Wednesday, February 29, 2012

LAUGH?


I was sorely tempted to title this one “Lighten up, Cheryl!”  But suggesting you might want to laugh here was a better idea, I think.

As I have often mentioned, I love historical and Bible based fiction.  It just seems that seeing the things we know so well through someone else’s imagination helps draw me into the story a little deeper.  Beth Moore’s Bible Studies do that very well and she is not even writing fiction, just imagining what might have been going on in each scene.  You may have noticed that I end my introduction to the blog with the phrase, “Do not fail to use your imagination.” (With thanks to my wonderful Pastor, Tim Baker.)

So, my next question is, what do you see in your minds eye when thinking about the people in the Bible.  Are your images, like mine, influenced by the movies and paintings all around us?  Do you see everyone as svelte, and lovely or handsome?  Do you imagine that prophets were regal looking and that all the women are long haired, graceful young women?

Well, for sure, Walter Wangerin Jr. does not have that handicap.   His mind runs to a very real assortments of people:  skinny, fat, tall, short, beautifully attired, dressed in the worst of taste, real people, not movie images.  They live in my brain so much easier that way.

But it is his description of the woman at the well that really caught me up short and made me laugh out loud.  And then I wondered if I should have… was I being disrespectful?  Was he?  I think not.  After all she was a woman who had been married five times and was presently living with a man who refused to marry her because he was “afraid of dying, too.”  And her love for the Lord whom she had found was loudly spoken and celebrated right from the beginning of her faith. The thing is that he does not mention her until Jesus and his disciples return to Samaria to celebrate a festival with the followers there:

Moreover, there was a woman here whose affection for Jesus was so grandly dramatic none could not laugh and dance within the sphere of her jubilation.
“You!” she bellowed the moment she noticed him coming toward the city.  “It is you!” she cried, and started to run.
She was a human of formidable proportion.  She was a globe, an earth, a maker of her own weather.
Jesus stopped, half raising his arms in helplessness.  The disciples shrank backward.  It looked like a convergence of worlds!
The woman came layered in paints, green at the eyes, rouge on the cheeks, henna in her hair, orange henna on the palms of her hands.
“Yoo-hoo!

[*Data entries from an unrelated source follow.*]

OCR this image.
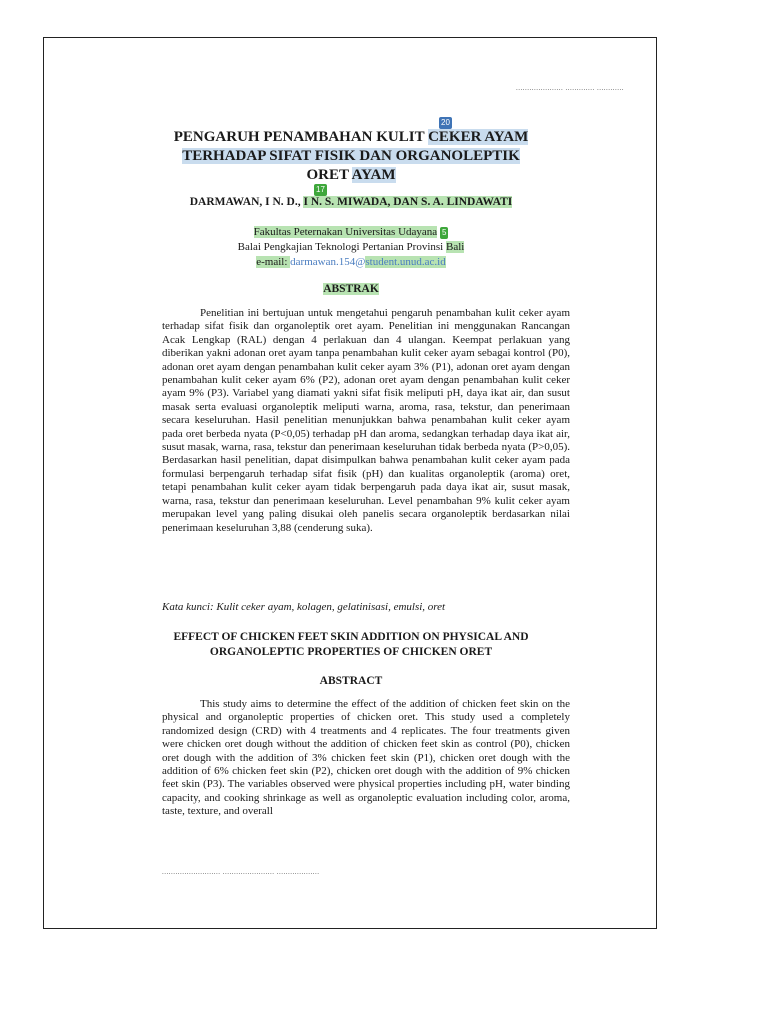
..................... ............. ............
20
PENGARUH PENAMBAHAN KULIT CEKER AYAM
TERHADAP SIFAT FISIK DAN ORGANOLEPTIK
ORET AYAM
17
DARMAWAN, I N. D., I N. S. MIWADA, DAN S. A. LINDAWATI
Fakultas Peternakan Universitas Udayana 5
Balai Pengkajian Teknologi Pertanian Provinsi Bali
e-mail: darmawan.154@student.unud.ac.id
ABSTRAK

Penelitian ini bertujuan untuk mengetahui pengaruh penambahan kulit ceker ayam terhadap sifat fisik dan organoleptik oret ayam. Penelitian ini menggunakan Rancangan Acak Lengkap (RAL) dengan 4 perlakuan dan 4 ulangan. Keempat perlakuan yang diberikan yakni adonan oret ayam tanpa penambahan kulit ceker ayam sebagai kontrol (P0), adonan oret ayam dengan penambahan kulit ceker ayam 3% (P1), adonan oret ayam dengan penambahan kulit ceker ayam 6% (P2), adonan oret ayam dengan penambahan kulit ceker ayam 9% (P3). Variabel yang diamati yakni sifat fisik meliputi pH, daya ikat air, dan susut masak serta evaluasi organoleptik meliputi warna, aroma, rasa, tekstur, dan penerimaan secara keseluruhan. Hasil penelitian menunjukkan bahwa penambahan kulit ceker ayam pada oret berbeda nyata (P<0,05) terhadap pH dan aroma, sedangkan terhadap daya ikat air, susut masak, warna, rasa, tekstur dan penerimaan keseluruhan tidak berbeda nyata (P>0,05). Berdasarkan hasil penelitian, dapat disimpulkan bahwa penambahan kulit ceker ayam pada formulasi berpengaruh terhadap sifat fisik (pH) dan kualitas organoleptik (aroma) oret, tetapi penambahan kulit ceker ayam tidak berpengaruh pada daya ikat air, susut masak, warna, rasa, tekstur dan penerimaan keseluruhan. Level penambahan 9% kulit ceker ayam merupakan level yang paling disukai oleh panelis secara organoleptik berdasarkan nilai penerimaan keseluruhan 3,88 (cenderung suka).

Kata kunci: Kulit ceker ayam, kolagen, gelatinisasi, emulsi, oret
EFFECT OF CHICKEN FEET SKIN ADDITION ON PHYSICAL AND
ORGANOLEPTIC PROPERTIES OF CHICKEN ORET
ABSTRACT

This study aims to determine the effect of the addition of chicken feet skin on the physical and organoleptic properties of chicken oret. This study used a completely randomized design (CRD) with 4 treatments and 4 replicates. The four treatments given were chicken oret dough without the addition of chicken feet skin as control (P0), chicken oret dough with the addition of 3% chicken feet skin (P1), chicken oret dough with the addition of 6% chicken feet skin (P2), chicken oret dough with the addition of 9% chicken feet skin (P3). The variables observed were physical properties including pH, water binding capacity, and cooking shrinkage as well as organoleptic evaluation including color, aroma, taste, texture, and overall

.......................... ....................... ...................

Teacher!  Master!”   She waved her great arms over her head, gathering speed.  Jesus stood completely alone.  His eyes grew large.  His jaw sagged.
“Oh, Lord, it has been so long since I’ve seen you!”

At this point you can imagine the ending, or you can read it for yourself in The Book of God.  I am LOL all over the place right now.  This woman was by no means the Hollywood version of Jesus followers.  She was a very real, very emotional woman who was fully in love with her Lord.  Oh, that we may be just as jubilant in our affection for Christ.  May our love for Him be just as obvious to others and may He use that love to bring laughter and joy into the lives around us!  Let us jump for joy as we also run to Jesus every day and every night, for everything.